Pendant ce temps, les neuf morceaux de Colonie 7 étaient passés deux fois au-dessus de lui. À chaque apparition, ils devenaient plus imposants, se rapprochant inéluctablement et rougeoyant à cause du frottement avec l’atmosphère de Proxima Centauri b.

Lorsqu’ils eurent terminé de traverser la couche protectrice de la planète, ils n’étaient plus qu’à un peu plus d’une centaine de kilomètres de la surface. La distance s’amenuisait doucement, mais une autre étape importante était sur le point de se lancer.

Certains niveaux comme le 9 ou les entrepôts s’éloignèrent et s’alignèrent avec leur futur emplacement prévu. Ils ralentirent et restèrent en suspension le temps que des orchestrations bien plus complexes ne se mettent en marche.

Les parties résidentielles éclatèrent soudainement en une vingtaine de blocs séparés. Leur couvercle de protection était désormais la seule chose qui garantissait une atmosphère étanche avec celle de Proxima Centauri b. Les quatre immenses verrières, toujours reliées à l’axe central, partirent guidées par leurs propres propulseurs et allèrent se poser délicatement quelques kilomètres à l’écart. Chaque panneau possédant un ensemble d’immeubles d’habitation devint un vaisseau autonome se mouvant avec ses réacteurs et verniers. Mais ils n’allaient pas se contenter de voler en solitaire, alignés comme les rennes du traîneau du père Noël. Le niveau 3 fit de même et se scinda en vingt-quatre morceaux égaux de huit-cents de mètres de long. Ils mirent en formation avec ceux des résidences puis atterrirent un à un, tel un maçon posant les premières briques de son mur. Tour à tour, ces morceaux de puzzle géant composèrent un quartier d’habitation, entouré de canaux et de parcs. Ils finirent par construire une véritable petite ville préfabriquée. Le niveau 8, l’agora et les loisirs, vint rajouter une immense place de rassemblement et dispersèrent ses divers centres d’activités pour les répartir dans cette nouvelle installation.

Le vacarme de leurs propulseurs se calma et l’ensemble se solidarisa avec l’aide de fixations similaires à celles qui maintenaient Colonie 7 en un tout.

En quelques minutes, les fondations d’une ville furent posées.
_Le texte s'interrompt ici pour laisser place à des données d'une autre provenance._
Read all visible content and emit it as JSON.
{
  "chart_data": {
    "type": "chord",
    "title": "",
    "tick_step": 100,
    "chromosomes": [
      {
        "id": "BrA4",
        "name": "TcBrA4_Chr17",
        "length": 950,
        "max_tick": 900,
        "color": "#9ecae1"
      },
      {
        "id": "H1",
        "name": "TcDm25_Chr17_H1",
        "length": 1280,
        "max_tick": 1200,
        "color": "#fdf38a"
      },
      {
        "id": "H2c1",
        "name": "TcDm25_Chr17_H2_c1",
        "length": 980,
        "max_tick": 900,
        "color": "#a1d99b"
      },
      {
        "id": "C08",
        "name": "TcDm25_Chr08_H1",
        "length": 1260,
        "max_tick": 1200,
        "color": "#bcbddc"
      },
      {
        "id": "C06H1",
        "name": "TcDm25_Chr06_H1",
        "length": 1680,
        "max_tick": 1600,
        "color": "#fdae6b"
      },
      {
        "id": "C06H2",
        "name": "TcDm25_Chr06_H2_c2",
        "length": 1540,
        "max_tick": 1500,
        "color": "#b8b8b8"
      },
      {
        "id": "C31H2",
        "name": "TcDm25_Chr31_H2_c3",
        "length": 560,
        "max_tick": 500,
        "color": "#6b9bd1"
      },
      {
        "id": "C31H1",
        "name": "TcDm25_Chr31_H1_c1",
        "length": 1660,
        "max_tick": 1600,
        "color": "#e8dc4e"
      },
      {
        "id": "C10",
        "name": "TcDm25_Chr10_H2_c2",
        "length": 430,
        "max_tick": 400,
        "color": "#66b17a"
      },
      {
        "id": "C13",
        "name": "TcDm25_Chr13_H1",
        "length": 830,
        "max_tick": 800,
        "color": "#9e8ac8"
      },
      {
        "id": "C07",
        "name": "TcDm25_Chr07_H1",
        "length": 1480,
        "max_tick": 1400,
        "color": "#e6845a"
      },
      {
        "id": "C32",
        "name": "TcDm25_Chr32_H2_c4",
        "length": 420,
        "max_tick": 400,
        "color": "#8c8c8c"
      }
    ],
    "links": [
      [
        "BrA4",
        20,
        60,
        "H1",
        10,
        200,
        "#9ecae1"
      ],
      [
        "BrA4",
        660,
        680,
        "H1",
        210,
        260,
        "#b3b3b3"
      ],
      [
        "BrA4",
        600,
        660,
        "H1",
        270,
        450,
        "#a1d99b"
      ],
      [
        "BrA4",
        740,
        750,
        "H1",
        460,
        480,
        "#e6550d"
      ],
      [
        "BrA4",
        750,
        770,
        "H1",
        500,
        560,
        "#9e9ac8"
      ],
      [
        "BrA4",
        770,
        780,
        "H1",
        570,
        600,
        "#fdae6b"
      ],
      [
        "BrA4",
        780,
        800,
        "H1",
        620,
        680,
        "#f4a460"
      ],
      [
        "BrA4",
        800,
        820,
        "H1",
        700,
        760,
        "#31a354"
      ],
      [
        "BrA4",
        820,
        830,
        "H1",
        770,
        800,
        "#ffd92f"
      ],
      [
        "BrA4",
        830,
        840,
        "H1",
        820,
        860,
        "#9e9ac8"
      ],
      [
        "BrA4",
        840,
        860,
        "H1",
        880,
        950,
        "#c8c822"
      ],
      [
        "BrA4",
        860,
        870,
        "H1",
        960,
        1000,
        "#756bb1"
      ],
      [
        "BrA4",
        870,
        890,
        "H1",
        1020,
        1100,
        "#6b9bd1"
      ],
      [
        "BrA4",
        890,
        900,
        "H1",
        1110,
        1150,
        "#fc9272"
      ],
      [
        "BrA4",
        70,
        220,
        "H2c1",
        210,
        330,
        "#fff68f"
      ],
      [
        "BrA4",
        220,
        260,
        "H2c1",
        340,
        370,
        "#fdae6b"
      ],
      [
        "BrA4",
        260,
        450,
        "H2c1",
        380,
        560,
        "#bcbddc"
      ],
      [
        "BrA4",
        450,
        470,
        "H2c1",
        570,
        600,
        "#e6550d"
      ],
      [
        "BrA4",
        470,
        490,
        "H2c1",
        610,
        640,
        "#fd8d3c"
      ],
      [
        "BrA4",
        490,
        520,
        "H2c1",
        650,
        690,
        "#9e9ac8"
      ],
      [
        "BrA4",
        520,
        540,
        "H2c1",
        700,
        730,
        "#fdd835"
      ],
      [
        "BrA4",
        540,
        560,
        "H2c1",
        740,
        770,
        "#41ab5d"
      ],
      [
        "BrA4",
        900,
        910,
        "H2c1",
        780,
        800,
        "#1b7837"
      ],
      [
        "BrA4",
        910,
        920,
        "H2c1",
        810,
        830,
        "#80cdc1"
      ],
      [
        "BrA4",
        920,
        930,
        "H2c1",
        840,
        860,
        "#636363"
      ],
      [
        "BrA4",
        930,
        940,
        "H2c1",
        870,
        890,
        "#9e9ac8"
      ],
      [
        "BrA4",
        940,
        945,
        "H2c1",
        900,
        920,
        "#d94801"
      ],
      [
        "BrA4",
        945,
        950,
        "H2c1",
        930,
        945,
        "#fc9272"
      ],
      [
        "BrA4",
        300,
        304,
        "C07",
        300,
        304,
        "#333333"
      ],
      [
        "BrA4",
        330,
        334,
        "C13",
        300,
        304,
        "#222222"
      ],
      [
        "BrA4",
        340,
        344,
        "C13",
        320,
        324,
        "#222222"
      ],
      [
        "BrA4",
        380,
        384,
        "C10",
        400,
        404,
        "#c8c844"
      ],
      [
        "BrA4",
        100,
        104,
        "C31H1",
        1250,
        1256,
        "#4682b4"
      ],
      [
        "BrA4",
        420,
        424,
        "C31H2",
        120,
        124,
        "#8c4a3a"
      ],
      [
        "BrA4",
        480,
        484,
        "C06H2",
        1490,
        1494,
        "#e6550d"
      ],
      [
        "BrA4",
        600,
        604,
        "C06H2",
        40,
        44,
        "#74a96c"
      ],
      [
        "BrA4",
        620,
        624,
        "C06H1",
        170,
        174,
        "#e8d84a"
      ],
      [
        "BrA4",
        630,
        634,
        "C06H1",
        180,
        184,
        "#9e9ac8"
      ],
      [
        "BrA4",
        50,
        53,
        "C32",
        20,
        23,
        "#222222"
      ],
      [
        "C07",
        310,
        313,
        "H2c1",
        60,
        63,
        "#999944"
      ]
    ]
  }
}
Les entrepôts et sections utilitaires la rejoignirent et s’alignèrent aux extrémités. Les gigantesques filetages qui servaient à les connecter entre eux devinrent des pieds, créant un groupe de bâtiments sur pilotis. Enfin, le niveau agricole compléta cette scène en ajoutant un côté rustique et campagnard à cette ville de très haute technologie, installé aux quatre coins.

Vue de haut, Colonie 7 formait désormais immense un flocon de neige.